Search code examples
javaapache-piguser-defined-functions

How can I "group by" using a column without displaying it?


So I have an input file named "students.txt" which contains the following structure: id, first name, last name, date of birth. Here is the content of it:

111111 Harry Cover 28/01/1986
222222 John Doeuf 03/01/1996
333333 Jacques Selere 18/07/1998
444444 Jean Breille 06/08/1991

I'm trying to create a Pig script that prints all students grouped by month of birth. As of right now, I have the following user defined function (written in Java):

public class FormatDate extends EvalFunc<DataBag> {
    TupleFactory mTupleFactory = TupleFactory.getInstance();
    BagFactory mBagFactory = BagFactory.getInstance();

    static int id = 0 ;
    public DataBag exec(Tuple input) throws IOException {
        try {
            DataBag output = mBagFactory.newDefaultBag();
            Object o = input.get(0);
            if (!(o instanceof String)) {
                throw new IOException("Expected input to be chararray, but got " + o.getClass().getName());
            }

            Tuple t = mTupleFactory.newTuple(4);
            StringTokenizer tok = new StringTokenizer((String)o, "/", false);

            int i = 0 ;
            t.set (0, id) ;
            while (tok.hasMoreTokens() && i < 4) {
                i ++ ;
                t.set (i, new String (tok.nextToken ())) ;
            }
            output.add(t);

            return output;
        } catch (ExecException ee) {
            // error handling goes here
        }
        return null ;
    }
}

My current Pig script looks like this.
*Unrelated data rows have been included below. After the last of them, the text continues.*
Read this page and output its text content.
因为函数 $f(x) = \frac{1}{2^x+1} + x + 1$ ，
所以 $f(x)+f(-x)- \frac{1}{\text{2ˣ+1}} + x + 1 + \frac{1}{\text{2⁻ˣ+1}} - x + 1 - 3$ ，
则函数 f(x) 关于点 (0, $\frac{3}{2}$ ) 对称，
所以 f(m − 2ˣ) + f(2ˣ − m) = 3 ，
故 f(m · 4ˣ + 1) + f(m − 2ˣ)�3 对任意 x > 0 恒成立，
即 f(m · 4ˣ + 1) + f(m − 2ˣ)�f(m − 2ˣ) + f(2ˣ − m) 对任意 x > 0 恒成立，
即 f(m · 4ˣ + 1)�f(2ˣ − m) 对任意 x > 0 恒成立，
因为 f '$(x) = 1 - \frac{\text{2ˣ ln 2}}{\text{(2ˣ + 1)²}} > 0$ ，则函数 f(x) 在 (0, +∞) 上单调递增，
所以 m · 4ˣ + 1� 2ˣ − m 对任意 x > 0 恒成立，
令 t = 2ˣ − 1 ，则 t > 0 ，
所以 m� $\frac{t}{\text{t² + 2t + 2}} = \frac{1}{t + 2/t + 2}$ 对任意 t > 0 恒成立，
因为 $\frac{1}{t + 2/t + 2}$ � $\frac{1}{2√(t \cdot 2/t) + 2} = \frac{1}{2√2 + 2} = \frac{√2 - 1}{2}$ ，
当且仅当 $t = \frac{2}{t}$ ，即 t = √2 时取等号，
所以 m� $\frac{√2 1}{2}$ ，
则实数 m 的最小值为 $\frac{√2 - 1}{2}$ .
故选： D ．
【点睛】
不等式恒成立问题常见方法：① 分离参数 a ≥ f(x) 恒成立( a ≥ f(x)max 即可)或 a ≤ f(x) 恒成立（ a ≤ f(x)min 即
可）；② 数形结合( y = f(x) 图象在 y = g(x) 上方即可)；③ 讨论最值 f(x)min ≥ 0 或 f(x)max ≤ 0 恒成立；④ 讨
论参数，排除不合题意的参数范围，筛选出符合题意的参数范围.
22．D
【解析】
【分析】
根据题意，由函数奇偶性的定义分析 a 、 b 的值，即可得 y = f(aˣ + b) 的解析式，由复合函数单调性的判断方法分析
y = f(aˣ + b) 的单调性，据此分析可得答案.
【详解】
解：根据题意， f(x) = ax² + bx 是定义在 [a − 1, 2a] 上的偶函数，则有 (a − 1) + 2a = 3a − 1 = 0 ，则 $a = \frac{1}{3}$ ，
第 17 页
I'm very new to this so it's probably bad.

REGISTER ./myudfs.jar ;
DEFINE DATE myudfs.FormatDate ;
R1 = LOAD 'students.txt' USING PigStorage('\t') 
     AS (stud_id : int, firstname : chararray, lastname : chararray, birthdate : chararray) ;
R2 = DISTINCT R1 ;
R3 = FOREACH R2 GENERATE stud_id, firstname, lastname, birthdate, FLATTEN(DATE(birthdate)) AS (id : int, day : chararray, month : chararray, year : chararray) ;
R4 = FOREACH R3 GENERATE stud_id, firstname, lastname, birthdate, month ;
R5 = GROUP R4 BY (month) ;
DUMP R5;

I can't figure out how to get rid of the "month" column without compromising the group by line. Thank you in advance.


Solution

  • I am guessing that you don't want to 'see' the month field, but still have the data grouped by month?

    Continuing your script, use a nested FOREACH to choose which fields are present in the bag groupings:

    R6 = FOREACH R5 {
        student = FOREACH R4 GENERATE stud_id, firstname, lastname, birthdate;
        GENERATE student;
    }
    
    DUMP R6;